Normally, without at least a statement of the evidence, "we must assume that the record, had it been preserved, would have contained sufficient evidence to support the trial court's factual findings." Sherrod, 849 S.W.2d at 783. However, the trial court made no factual findings in these two instances because no one appeared to put forth Father's argument.
Finally, Father argues that the trial court abused its discretion when it refused to decline to exercise its jurisdiction due to the inconvenience of the forum. The UIFSA contains no inconvenient forum provision, unlike the Uniform Child Custody Jurisdiction and Enforcement Act. See Tenn. Code Ann. § 36-6-222. Nevertheless, the courts of this state have the inherent power to utilize the doctrine of forum non conveniens to refuse to exercise jurisdiction over a cause of action. Zurick v. Inman, 426 S.W.2d 767, 772 (Tenn. 1968). The doctrine addresses the discretionary power of a court to decline to exercise jurisdiction when it appears there is another place where the case may be more suitably or conveniently tried. Luna v. Sherwood, 208 S.W.3d 403, 405 (Tenn. Ct. App. 2006). The doctrine of forum non conveniens is based on a court having both personal and subject matter jurisdiction and there being at least one other jurisdiction where the case could be brought. Zurick, 426 S.W.2d at 771.

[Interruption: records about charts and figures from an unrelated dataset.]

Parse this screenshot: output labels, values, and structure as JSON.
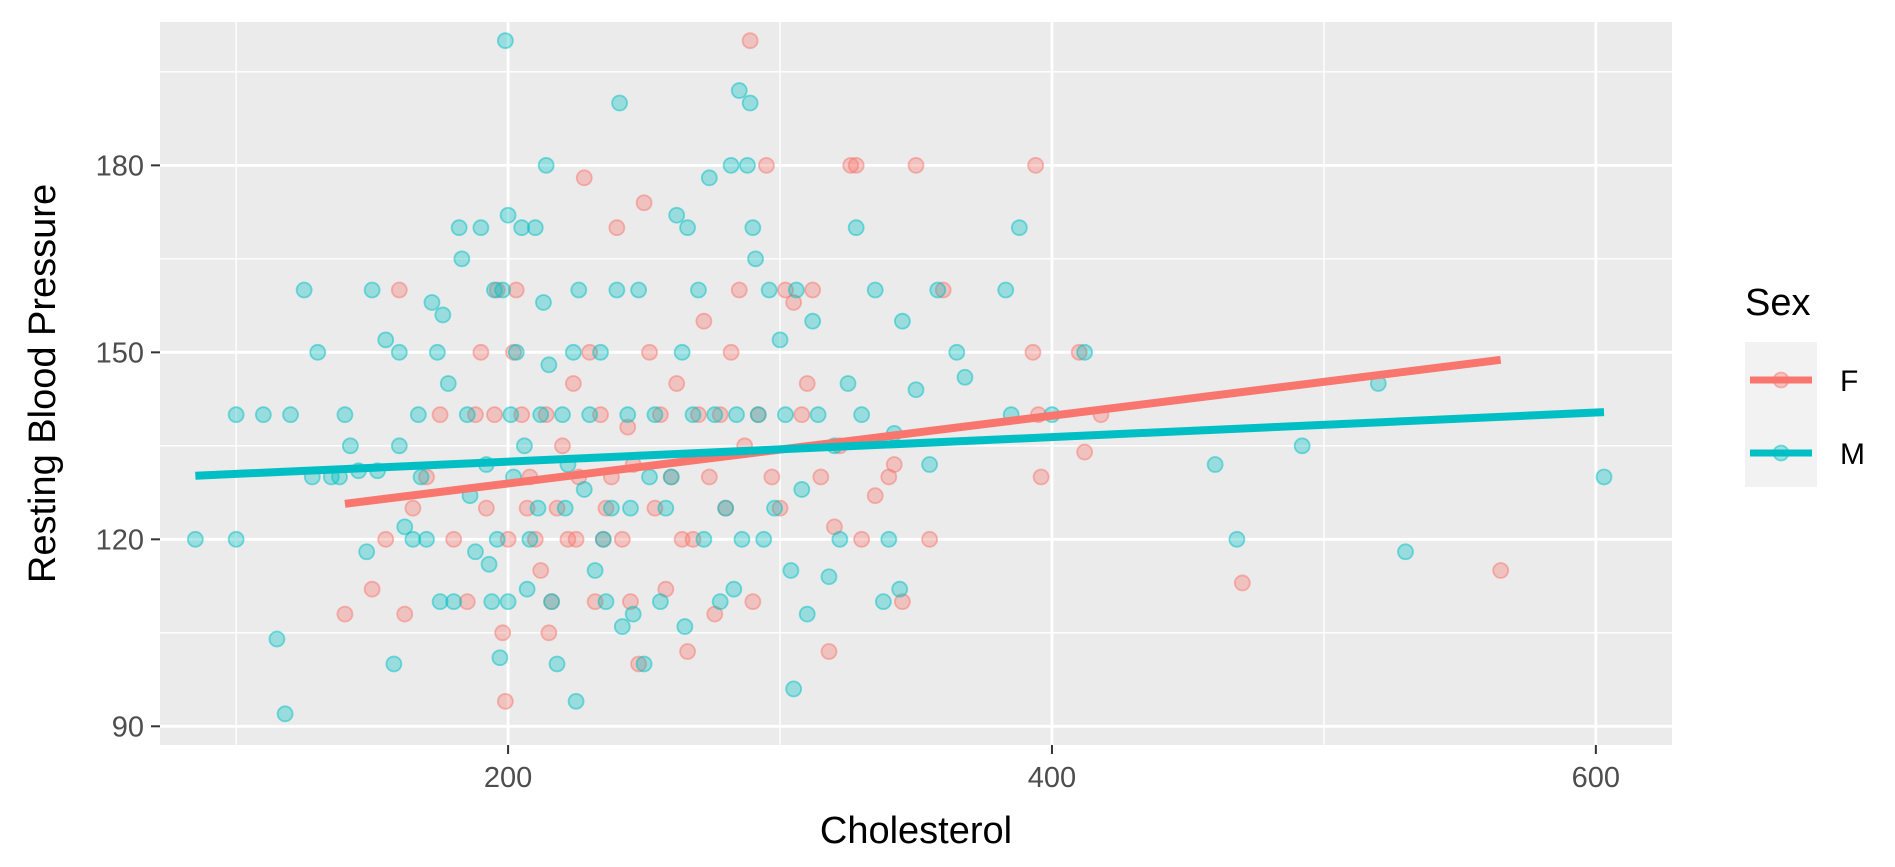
{
  "chart_data": {
    "type": "scatter",
    "xlabel": "Cholesterol",
    "ylabel": "Resting Blood Pressure",
    "xlim": [
      72,
      628
    ],
    "ylim": [
      87,
      203
    ],
    "x_ticks": [
      200,
      400,
      600
    ],
    "y_ticks": [
      90,
      120,
      150,
      180
    ],
    "grid": true,
    "legend": {
      "title": "Sex",
      "position": "right"
    },
    "colors": {
      "F": "#F8766D",
      "M": "#00BFC4",
      "panel": "#EBEBEB",
      "grid": "#FFFFFF"
    },
    "point_alpha": 0.35,
    "series": [
      {
        "name": "F",
        "color": "#F8766D",
        "points": [
          [
            140,
            108
          ],
          [
            150,
            112
          ],
          [
            155,
            120
          ],
          [
            160,
            160
          ],
          [
            162,
            108
          ],
          [
            165,
            125
          ],
          [
            170,
            130
          ],
          [
            175,
            140
          ],
          [
            180,
            120
          ],
          [
            185,
            110
          ],
          [
            188,
            140
          ],
          [
            190,
            150
          ],
          [
            192,
            125
          ],
          [
            195,
            140
          ],
          [
            196,
            160
          ],
          [
            198,
            105
          ],
          [
            199,
            94
          ],
          [
            200,
            120
          ],
          [
            202,
            150
          ],
          [
            203,
            160
          ],
          [
            205,
            140
          ],
          [
            207,
            125
          ],
          [
            208,
            130
          ],
          [
            210,
            120
          ],
          [
            212,
            115
          ],
          [
            214,
            140
          ],
          [
            216,
            110
          ],
          [
            218,
            125
          ],
          [
            220,
            135
          ],
          [
            222,
            120
          ],
          [
            224,
            145
          ],
          [
            226,
            130
          ],
          [
            228,
            178
          ],
          [
            230,
            150
          ],
          [
            232,
            110
          ],
          [
            234,
            140
          ],
          [
            236,
            125
          ],
          [
            238,
            130
          ],
          [
            240,
            170
          ],
          [
            242,
            120
          ],
          [
            244,
            138
          ],
          [
            246,
            132
          ],
          [
            248,
            100
          ],
          [
            250,
            174
          ],
          [
            252,
            150
          ],
          [
            254,
            125
          ],
          [
            256,
            140
          ],
          [
            258,
            112
          ],
          [
            260,
            130
          ],
          [
            262,
            145
          ],
          [
            264,
            120
          ],
          [
            266,
            102
          ],
          [
            268,
            120
          ],
          [
            270,
            140
          ],
          [
            272,
            155
          ],
          [
            274,
            130
          ],
          [
            276,
            108
          ],
          [
            278,
            140
          ],
          [
            280,
            125
          ],
          [
            282,
            150
          ],
          [
            285,
            160
          ],
          [
            287,
            135
          ],
          [
            289,
            200
          ],
          [
            290,
            110
          ],
          [
            292,
            140
          ],
          [
            295,
            180
          ],
          [
            297,
            130
          ],
          [
            300,
            125
          ],
          [
            302,
            160
          ],
          [
            305,
            158
          ],
          [
            308,
            140
          ],
          [
            310,
            145
          ],
          [
            312,
            160
          ],
          [
            315,
            130
          ],
          [
            318,
            102
          ],
          [
            320,
            122
          ],
          [
            322,
            135
          ],
          [
            326,
            180
          ],
          [
            328,
            180
          ],
          [
            330,
            120
          ],
          [
            335,
            127
          ],
          [
            340,
            130
          ],
          [
            342,
            132
          ],
          [
            345,
            110
          ],
          [
            350,
            180
          ],
          [
            355,
            120
          ],
          [
            360,
            160
          ],
          [
            393,
            150
          ],
          [
            394,
            180
          ],
          [
            395,
            140
          ],
          [
            396,
            130
          ],
          [
            410,
            150
          ],
          [
            412,
            134
          ],
          [
            418,
            140
          ],
          [
            470,
            113
          ],
          [
            565,
            115
          ],
          [
            215,
            105
          ],
          [
            225,
            120
          ],
          [
            235,
            120
          ],
          [
            245,
            110
          ]
        ],
        "trend": [
          [
            140,
            125.7
          ],
          [
            565,
            148.8
          ]
        ]
      },
      {
        "name": "M",
        "color": "#00BFC4",
        "points": [
          [
            85,
            120
          ],
          [
            100,
            120
          ],
          [
            100,
            140
          ],
          [
            110,
            140
          ],
          [
            115,
            104
          ],
          [
            118,
            92
          ],
          [
            120,
            140
          ],
          [
            125,
            160
          ],
          [
            128,
            130
          ],
          [
            130,
            150
          ],
          [
            135,
            130
          ],
          [
            138,
            130
          ],
          [
            140,
            140
          ],
          [
            142,
            135
          ],
          [
            145,
            131
          ],
          [
            148,
            118
          ],
          [
            150,
            160
          ],
          [
            152,
            131
          ],
          [
            155,
            152
          ],
          [
            158,
            100
          ],
          [
            160,
            150
          ],
          [
            160,
            135
          ],
          [
            162,
            122
          ],
          [
            165,
            120
          ],
          [
            167,
            140
          ],
          [
            168,
            130
          ],
          [
            170,
            120
          ],
          [
            172,
            158
          ],
          [
            174,
            150
          ],
          [
            175,
            110
          ],
          [
            176,
            156
          ],
          [
            178,
            145
          ],
          [
            180,
            110
          ],
          [
            182,
            170
          ],
          [
            183,
            165
          ],
          [
            185,
            140
          ],
          [
            186,
            127
          ],
          [
            188,
            118
          ],
          [
            190,
            170
          ],
          [
            192,
            132
          ],
          [
            193,
            116
          ],
          [
            194,
            110
          ],
          [
            195,
            160
          ],
          [
            196,
            120
          ],
          [
            197,
            101
          ],
          [
            198,
            160
          ],
          [
            199,
            200
          ],
          [
            200,
            172
          ],
          [
            200,
            110
          ],
          [
            201,
            140
          ],
          [
            202,
            130
          ],
          [
            203,
            150
          ],
          [
            205,
            170
          ],
          [
            206,
            135
          ],
          [
            207,
            112
          ],
          [
            208,
            120
          ],
          [
            210,
            170
          ],
          [
            211,
            125
          ],
          [
            212,
            140
          ],
          [
            213,
            158
          ],
          [
            214,
            180
          ],
          [
            215,
            148
          ],
          [
            216,
            110
          ],
          [
            218,
            100
          ],
          [
            220,
            140
          ],
          [
            221,
            125
          ],
          [
            222,
            132
          ],
          [
            224,
            150
          ],
          [
            225,
            94
          ],
          [
            226,
            160
          ],
          [
            228,
            128
          ],
          [
            230,
            140
          ],
          [
            232,
            115
          ],
          [
            234,
            150
          ],
          [
            235,
            120
          ],
          [
            236,
            110
          ],
          [
            238,
            125
          ],
          [
            240,
            160
          ],
          [
            241,
            190
          ],
          [
            242,
            106
          ],
          [
            244,
            140
          ],
          [
            245,
            125
          ],
          [
            246,
            108
          ],
          [
            248,
            160
          ],
          [
            250,
            100
          ],
          [
            252,
            130
          ],
          [
            254,
            140
          ],
          [
            256,
            110
          ],
          [
            258,
            125
          ],
          [
            260,
            130
          ],
          [
            262,
            172
          ],
          [
            264,
            150
          ],
          [
            265,
            106
          ],
          [
            266,
            170
          ],
          [
            268,
            140
          ],
          [
            270,
            160
          ],
          [
            272,
            120
          ],
          [
            274,
            178
          ],
          [
            276,
            140
          ],
          [
            278,
            110
          ],
          [
            280,
            125
          ],
          [
            282,
            180
          ],
          [
            283,
            112
          ],
          [
            284,
            140
          ],
          [
            285,
            192
          ],
          [
            286,
            120
          ],
          [
            288,
            180
          ],
          [
            289,
            190
          ],
          [
            290,
            170
          ],
          [
            291,
            165
          ],
          [
            292,
            140
          ],
          [
            294,
            120
          ],
          [
            296,
            160
          ],
          [
            298,
            125
          ],
          [
            300,
            152
          ],
          [
            302,
            140
          ],
          [
            304,
            115
          ],
          [
            305,
            96
          ],
          [
            306,
            160
          ],
          [
            308,
            128
          ],
          [
            310,
            108
          ],
          [
            312,
            155
          ],
          [
            314,
            140
          ],
          [
            318,
            114
          ],
          [
            320,
            135
          ],
          [
            322,
            120
          ],
          [
            325,
            145
          ],
          [
            328,
            170
          ],
          [
            330,
            140
          ],
          [
            335,
            160
          ],
          [
            338,
            110
          ],
          [
            340,
            120
          ],
          [
            342,
            137
          ],
          [
            344,
            112
          ],
          [
            345,
            155
          ],
          [
            350,
            144
          ],
          [
            355,
            132
          ],
          [
            358,
            160
          ],
          [
            365,
            150
          ],
          [
            368,
            146
          ],
          [
            383,
            160
          ],
          [
            385,
            140
          ],
          [
            388,
            170
          ],
          [
            400,
            140
          ],
          [
            412,
            150
          ],
          [
            460,
            132
          ],
          [
            468,
            120
          ],
          [
            492,
            135
          ],
          [
            520,
            145
          ],
          [
            530,
            118
          ],
          [
            603,
            130
          ]
        ],
        "trend": [
          [
            85,
            130.2
          ],
          [
            603,
            140.4
          ]
        ]
      }
    ]
  }
}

We have already found personal and subject matter jurisdiction. Father's argument is based on there being another, more convenient jurisdiction in which to try the case because Mother and Ella moved back to Mississippi during the pendency of the case. The one time the issue was actually presented to the trial court, during the Rule 60 motion hearing, the court observed that there was no evidence in the record supporting this claim. As we noted earlier, arguments of counsel are not evidence. Roberts, 755 S.W.2d at 836. Since there was no evidence supporting the claim of an inconvenient forum, the trial court could do nothing other than deny Father's motion in that regard. There is no abuse of discretion. "Stated in another manner, the trial judge had no facts before him upon which he could exercise his discretion." Zurick, 426 S.W.2d at 775.
The trial court is affirmed in all respects. Costs of appeal are assessed against the appellant, for which execution may issue if necessary.